New biographies of Abraham Lincoln inevitably invite the question: Why does the world need another? It is said that only Jesus of Nazareth has been the subject of more books, and he had an 1,800-year head start. Yet one can fairly claim that this is a golden age, rich with work that illuminates more than repeats — the age of encyclopedic Michael Burlingame, politically acute Sidney Blumenthal and multifaceted Harold Holzer, among others.
Opinion | What Abraham Lincoln can teach politicians in a polarized time
Lincoln sustains such interest because his life is the casting of an unusually elusive and complicated character amid the drama of the United States’ greatest crisis, which reverberates even now. In the latest study of that life, biographer Jon Meacham gives us a Lincoln for the present moment, when the statuesque figures of American myth are being arraigned at the bar of 21st-century standards. “And There Was Light: Abraham Lincoln and the American Struggle” is a book-length answer to the tangled question of the Civil War president’s relationship to slavery.
“This book,” Meacham writes, “charts Lincoln’s struggle to do right as he defined it” — that is, to pursue the “ultimate extinction” of slavery, as he phrased it — “within the political universe he and his country inhabited. “
That political universe bears uncomfortable, but illuminating, parallels to our own. Lincoln’s time was one of passionate intensity, of loud voices and closed minds, of demagogues who exploited public opinion and conflict-averse officeholders who cowered in fear of it.
Lincoln knew from boyhood, Meacham demonstrates, that slavery was evil and made a mockery of America’s founding rhetoric. He was not satisfied, however, to be morally correct. He wanted to be an effective force for change. And he perceived that ending slavery would require immense force and power — both political and persuasive — which he pursued deliberately, cunningly and tirelessly.
The story is enlivened by the sheer improbability of it all. This man who sought historical immortality had his beginnings in a family known mainly for its subject poverty and sexual promiscuity. He had no education to speak of. He was homely in some eyes and downright ugly in others. The greatest orator of his era spoke in a high-pitched, grating drawl. He was an inept suitor and socially awkward.
In a democratic republic, the force that cannot long be ignored is the roar of public opinion, a rough beast easily aroused but led with great difficulty. Lincoln genuinely respected public opinion, unlike those politicians who believe the secret of success is learning to fake a sincere regard for the people. He was of the people; he knew what it was to be looked down upon, underestimated, deplorable. He knew the latent possibilities of ordinary humans as well as their manifest limitations.

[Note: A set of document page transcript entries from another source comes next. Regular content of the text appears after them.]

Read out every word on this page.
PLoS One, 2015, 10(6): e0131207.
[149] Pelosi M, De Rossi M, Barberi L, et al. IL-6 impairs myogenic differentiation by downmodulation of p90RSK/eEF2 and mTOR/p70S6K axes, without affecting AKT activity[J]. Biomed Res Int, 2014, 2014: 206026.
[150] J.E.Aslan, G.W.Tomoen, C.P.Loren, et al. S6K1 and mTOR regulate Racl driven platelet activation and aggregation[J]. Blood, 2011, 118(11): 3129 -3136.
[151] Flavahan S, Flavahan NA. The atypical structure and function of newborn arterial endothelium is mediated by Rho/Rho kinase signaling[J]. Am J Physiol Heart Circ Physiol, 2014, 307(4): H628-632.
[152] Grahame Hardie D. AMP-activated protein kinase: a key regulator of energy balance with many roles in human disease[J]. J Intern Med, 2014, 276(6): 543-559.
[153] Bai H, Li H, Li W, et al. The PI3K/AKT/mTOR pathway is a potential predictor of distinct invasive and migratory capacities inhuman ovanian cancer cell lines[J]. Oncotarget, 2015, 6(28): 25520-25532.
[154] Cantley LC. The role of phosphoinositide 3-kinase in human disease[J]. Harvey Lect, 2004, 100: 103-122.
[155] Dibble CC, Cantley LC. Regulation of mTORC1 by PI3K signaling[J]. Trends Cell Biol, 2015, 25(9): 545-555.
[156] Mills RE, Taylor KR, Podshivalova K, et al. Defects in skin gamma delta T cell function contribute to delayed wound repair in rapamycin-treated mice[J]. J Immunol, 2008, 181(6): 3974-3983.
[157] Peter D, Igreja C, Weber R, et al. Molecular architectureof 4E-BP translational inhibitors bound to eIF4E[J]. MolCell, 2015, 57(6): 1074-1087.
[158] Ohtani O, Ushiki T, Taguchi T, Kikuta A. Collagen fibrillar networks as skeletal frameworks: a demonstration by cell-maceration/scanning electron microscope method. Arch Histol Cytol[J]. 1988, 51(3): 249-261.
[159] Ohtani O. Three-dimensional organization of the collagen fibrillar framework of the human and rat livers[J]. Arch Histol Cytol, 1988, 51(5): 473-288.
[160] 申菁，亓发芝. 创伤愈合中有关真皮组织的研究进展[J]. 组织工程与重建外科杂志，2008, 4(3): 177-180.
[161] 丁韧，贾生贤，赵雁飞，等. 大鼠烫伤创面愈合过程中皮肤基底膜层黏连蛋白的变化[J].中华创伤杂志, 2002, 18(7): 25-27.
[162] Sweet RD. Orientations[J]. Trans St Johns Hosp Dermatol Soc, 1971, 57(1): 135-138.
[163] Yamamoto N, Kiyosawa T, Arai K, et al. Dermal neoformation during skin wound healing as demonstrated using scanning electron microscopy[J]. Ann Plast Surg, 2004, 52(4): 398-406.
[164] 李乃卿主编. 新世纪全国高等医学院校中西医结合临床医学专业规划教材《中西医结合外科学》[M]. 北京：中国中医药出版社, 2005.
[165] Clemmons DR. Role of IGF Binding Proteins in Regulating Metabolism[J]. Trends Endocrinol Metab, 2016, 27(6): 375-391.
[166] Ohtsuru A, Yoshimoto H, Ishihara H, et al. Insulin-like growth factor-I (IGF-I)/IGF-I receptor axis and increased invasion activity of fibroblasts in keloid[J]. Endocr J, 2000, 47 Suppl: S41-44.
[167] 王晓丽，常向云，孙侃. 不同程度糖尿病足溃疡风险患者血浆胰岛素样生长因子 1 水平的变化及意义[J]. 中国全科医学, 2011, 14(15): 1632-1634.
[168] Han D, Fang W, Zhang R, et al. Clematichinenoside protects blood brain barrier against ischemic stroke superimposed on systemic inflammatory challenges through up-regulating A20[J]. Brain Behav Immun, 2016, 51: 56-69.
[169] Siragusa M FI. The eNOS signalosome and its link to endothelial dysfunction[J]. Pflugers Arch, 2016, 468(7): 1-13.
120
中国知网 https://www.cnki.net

There’s much to praise in Meacham’s delightfully original book. I’ll pull out just one such gem, for it illustrates the timeliness of the author’s approach to the fathomless depths of his subject. He reminds us that Lincoln came of age in a country “roiled by debates about democracy and public life.” The technology of political clamor was rapidly advancing as newspapers multiplied and the telegraph shrank distances. “To meddle in the government of society and to speak about it,” the French visitor Alexis de Tocqueville observed, is “the only pleasure that an American knows.”
In this context, Lincoln’s early address to the temperance society of Springfield, Ill., takes on fresh importance. Other biographies mention this 1842 event as another rung along Lincoln’s rise. But in Meacham’s account, Lincoln speaks to our time as well as his own . Righteous lecturing is no way to win people to a cause. “To be hectored and condemned; to be told that they were wholly wrong” was for Lincoln “a path not to reform but to intransigence,” Meacham writes. “If you would win a man to your cause,” he quotes Lincoln, “first convince him that you are his sincere friend.”
“On the contrary,” the young frontier politician continued, “assume to dictate to his judgment, or to command his action, or to mark him as one to be shunned and despised, and he will retreat within himself.” The “head and heart” of the person one wishes to change become as impenetrable as “the hard shell of a tortoise.”
This insight into human nature guided Lincoln along the tortured road to emancipation. To the last sentence of his last monumental speech, Lincoln acted with malice toward none, with charity for all. If this made him less than a perfect scourge of human prejudice and cowardice , it made him a more effective politician. Lincoln got results.